Results of a coherence analysis carried out on the ice out data from the four lakes indicates that there is regional coherence and correspondingly, that regional drivers influence ice out. These results also indicate that ice out dates for lakes from the region where records have not been kept can also be interpolated from these results.
As the ice out record was coherent, further analysis was done for only Oromocto Lake on the basis of it having the longest ice out record.Cross-wavelet analysis was carried out between the ice out record and a variety of cyclic climate teleconnections and the sunspot record to identify which phenomena best explain the observed ice out trends.
The most important observed contributors to ice out were the North Atlantic Oscillation (NAO) and the El Niño Southern Oscillation (ENSO), with observed periodicities at the interannual scale . At the decadal scale the Pacific Decadal Oscillation (PDO) and the 11-year solar cycle were the only patterns observed to significantly contribute to ice out." The climate of Maine (which straddles the 45th parallel) is distinctly continental but also influenced by the Atlantic Ocean which washes its coasts to the south.
The Köppen climate classification places this state, the easternmost of the USA and on the border with Canada, in the Dfb climate belt, i.e. among the cold climates of the middle latitudes, i.e. with the coldest month with average temperatures below -3 °C but with averages of the hottest month with values above 10 °C, with abundant rainfall in all months and with a hot but not very hot summer and therefore with no month with average values above 22 °C.
More generally, the position of Maine, between the extensive North American continental mass to the west and the vast ocean to the east, produces a hybrid climate: strong temperature variations between summer and winter, accentuated absolute thermal extremes, abundant snowfalls and rains, sustained ventilation, frequent storms-storms, frequent weather variability.
Maine experiences heavy snowfall during the colder months but snow is also not uncommon in late fall and early spring. Despite the higher temperatures, the snowpack tends to be more abundant, due to the higher rainfall, along the coastal areas.
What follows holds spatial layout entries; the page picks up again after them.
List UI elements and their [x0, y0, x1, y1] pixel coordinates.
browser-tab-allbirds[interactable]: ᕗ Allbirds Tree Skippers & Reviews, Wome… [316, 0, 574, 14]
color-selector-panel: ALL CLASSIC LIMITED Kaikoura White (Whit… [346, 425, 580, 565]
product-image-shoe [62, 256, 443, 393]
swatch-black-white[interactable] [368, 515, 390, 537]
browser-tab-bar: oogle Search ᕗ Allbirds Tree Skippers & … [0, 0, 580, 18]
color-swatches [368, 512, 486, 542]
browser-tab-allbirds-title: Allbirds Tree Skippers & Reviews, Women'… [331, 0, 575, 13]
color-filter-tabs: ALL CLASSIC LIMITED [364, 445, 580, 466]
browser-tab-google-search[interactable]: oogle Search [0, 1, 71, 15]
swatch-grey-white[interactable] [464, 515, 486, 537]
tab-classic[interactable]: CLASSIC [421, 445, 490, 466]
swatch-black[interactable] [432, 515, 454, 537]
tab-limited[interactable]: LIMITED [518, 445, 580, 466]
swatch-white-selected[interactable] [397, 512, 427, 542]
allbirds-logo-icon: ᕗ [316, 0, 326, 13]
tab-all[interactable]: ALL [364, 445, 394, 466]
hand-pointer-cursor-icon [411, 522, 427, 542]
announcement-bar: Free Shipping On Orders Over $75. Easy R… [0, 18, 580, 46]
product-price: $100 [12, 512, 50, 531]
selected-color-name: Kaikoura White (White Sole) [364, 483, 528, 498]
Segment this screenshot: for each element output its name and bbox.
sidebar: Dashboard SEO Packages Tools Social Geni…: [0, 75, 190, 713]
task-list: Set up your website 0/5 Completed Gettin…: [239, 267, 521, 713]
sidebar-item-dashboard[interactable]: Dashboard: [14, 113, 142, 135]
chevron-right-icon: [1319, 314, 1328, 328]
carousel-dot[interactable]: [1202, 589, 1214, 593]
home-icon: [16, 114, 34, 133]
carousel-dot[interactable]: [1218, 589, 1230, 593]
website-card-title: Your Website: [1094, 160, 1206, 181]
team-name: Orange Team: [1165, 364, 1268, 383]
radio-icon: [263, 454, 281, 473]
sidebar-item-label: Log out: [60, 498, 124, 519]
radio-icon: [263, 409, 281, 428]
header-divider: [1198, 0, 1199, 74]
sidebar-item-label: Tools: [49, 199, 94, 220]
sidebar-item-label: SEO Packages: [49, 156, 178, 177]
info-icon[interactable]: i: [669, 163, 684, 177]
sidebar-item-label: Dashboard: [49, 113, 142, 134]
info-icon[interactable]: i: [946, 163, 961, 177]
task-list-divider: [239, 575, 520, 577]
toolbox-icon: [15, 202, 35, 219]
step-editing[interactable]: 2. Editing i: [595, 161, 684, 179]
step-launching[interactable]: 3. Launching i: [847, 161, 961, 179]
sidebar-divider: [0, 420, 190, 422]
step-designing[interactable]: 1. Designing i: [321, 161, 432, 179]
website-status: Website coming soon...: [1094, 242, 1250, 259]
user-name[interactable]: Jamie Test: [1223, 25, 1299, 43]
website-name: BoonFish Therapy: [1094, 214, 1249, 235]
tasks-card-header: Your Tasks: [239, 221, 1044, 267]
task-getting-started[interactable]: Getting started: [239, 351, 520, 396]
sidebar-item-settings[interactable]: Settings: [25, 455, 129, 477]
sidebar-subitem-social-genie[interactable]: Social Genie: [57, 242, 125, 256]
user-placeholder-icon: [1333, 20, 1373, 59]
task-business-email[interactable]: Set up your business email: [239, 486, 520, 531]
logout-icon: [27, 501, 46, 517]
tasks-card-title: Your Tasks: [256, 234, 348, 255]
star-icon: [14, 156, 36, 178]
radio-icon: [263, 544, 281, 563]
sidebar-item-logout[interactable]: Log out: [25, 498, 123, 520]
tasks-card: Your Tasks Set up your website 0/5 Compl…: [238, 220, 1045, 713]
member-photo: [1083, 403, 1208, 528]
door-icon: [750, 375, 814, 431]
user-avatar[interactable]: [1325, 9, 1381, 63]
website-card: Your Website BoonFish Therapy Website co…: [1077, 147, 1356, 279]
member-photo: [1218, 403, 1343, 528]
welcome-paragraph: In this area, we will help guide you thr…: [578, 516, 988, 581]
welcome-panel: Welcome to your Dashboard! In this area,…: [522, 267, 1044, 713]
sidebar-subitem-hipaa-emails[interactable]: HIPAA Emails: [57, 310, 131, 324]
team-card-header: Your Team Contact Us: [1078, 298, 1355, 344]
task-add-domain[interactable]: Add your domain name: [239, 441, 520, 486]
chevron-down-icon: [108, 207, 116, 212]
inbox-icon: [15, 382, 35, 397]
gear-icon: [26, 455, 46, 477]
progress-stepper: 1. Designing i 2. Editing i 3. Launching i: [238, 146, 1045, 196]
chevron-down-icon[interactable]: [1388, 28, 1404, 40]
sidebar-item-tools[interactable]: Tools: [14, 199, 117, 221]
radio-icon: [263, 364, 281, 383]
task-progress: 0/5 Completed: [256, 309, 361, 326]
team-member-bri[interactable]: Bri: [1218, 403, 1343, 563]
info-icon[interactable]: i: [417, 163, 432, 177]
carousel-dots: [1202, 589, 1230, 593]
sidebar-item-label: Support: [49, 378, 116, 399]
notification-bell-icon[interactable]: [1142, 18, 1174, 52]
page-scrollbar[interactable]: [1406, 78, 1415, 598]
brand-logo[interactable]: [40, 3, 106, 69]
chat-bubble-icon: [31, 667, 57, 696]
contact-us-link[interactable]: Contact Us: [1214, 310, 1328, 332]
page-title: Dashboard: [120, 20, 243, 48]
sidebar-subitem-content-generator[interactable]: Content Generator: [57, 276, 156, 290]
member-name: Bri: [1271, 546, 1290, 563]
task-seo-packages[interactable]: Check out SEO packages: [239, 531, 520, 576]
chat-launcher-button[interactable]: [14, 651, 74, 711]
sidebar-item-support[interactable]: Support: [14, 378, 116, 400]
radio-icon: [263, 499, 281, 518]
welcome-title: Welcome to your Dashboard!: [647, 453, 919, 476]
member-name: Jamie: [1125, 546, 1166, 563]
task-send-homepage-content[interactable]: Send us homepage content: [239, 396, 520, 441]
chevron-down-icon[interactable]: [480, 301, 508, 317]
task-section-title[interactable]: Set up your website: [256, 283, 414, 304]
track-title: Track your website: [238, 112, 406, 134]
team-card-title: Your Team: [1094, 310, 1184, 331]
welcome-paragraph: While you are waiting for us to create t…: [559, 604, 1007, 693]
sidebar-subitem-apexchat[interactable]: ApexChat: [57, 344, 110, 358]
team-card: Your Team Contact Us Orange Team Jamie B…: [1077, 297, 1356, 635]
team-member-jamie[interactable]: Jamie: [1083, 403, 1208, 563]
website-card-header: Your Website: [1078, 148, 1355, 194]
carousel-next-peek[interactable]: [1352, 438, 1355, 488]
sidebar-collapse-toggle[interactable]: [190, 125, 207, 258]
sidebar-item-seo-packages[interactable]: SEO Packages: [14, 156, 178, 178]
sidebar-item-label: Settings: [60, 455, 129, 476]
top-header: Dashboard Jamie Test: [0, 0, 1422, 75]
(Portland on the sea has an annual average of 283 cm while the inland Caribou stops at 179 cm) but in the latter regions of Maine the snow on the ground lasts more days arrives earlier and melts later than in the coastal areas.
The region is often affected by violent storms and Atlantic blizzards with winds that can exceed 100 km/h (rarely some hurricanes or tropical storms coming from the southern areas of the USA can hit or graze this northern state) while in winter they are not rare, especially inside, blizzards, rains and freezing fogs and ice storms that block traffic, leave some communities in the dark and slow down commercial activities. Fogs are frequent especially in summer and along the coastal areas.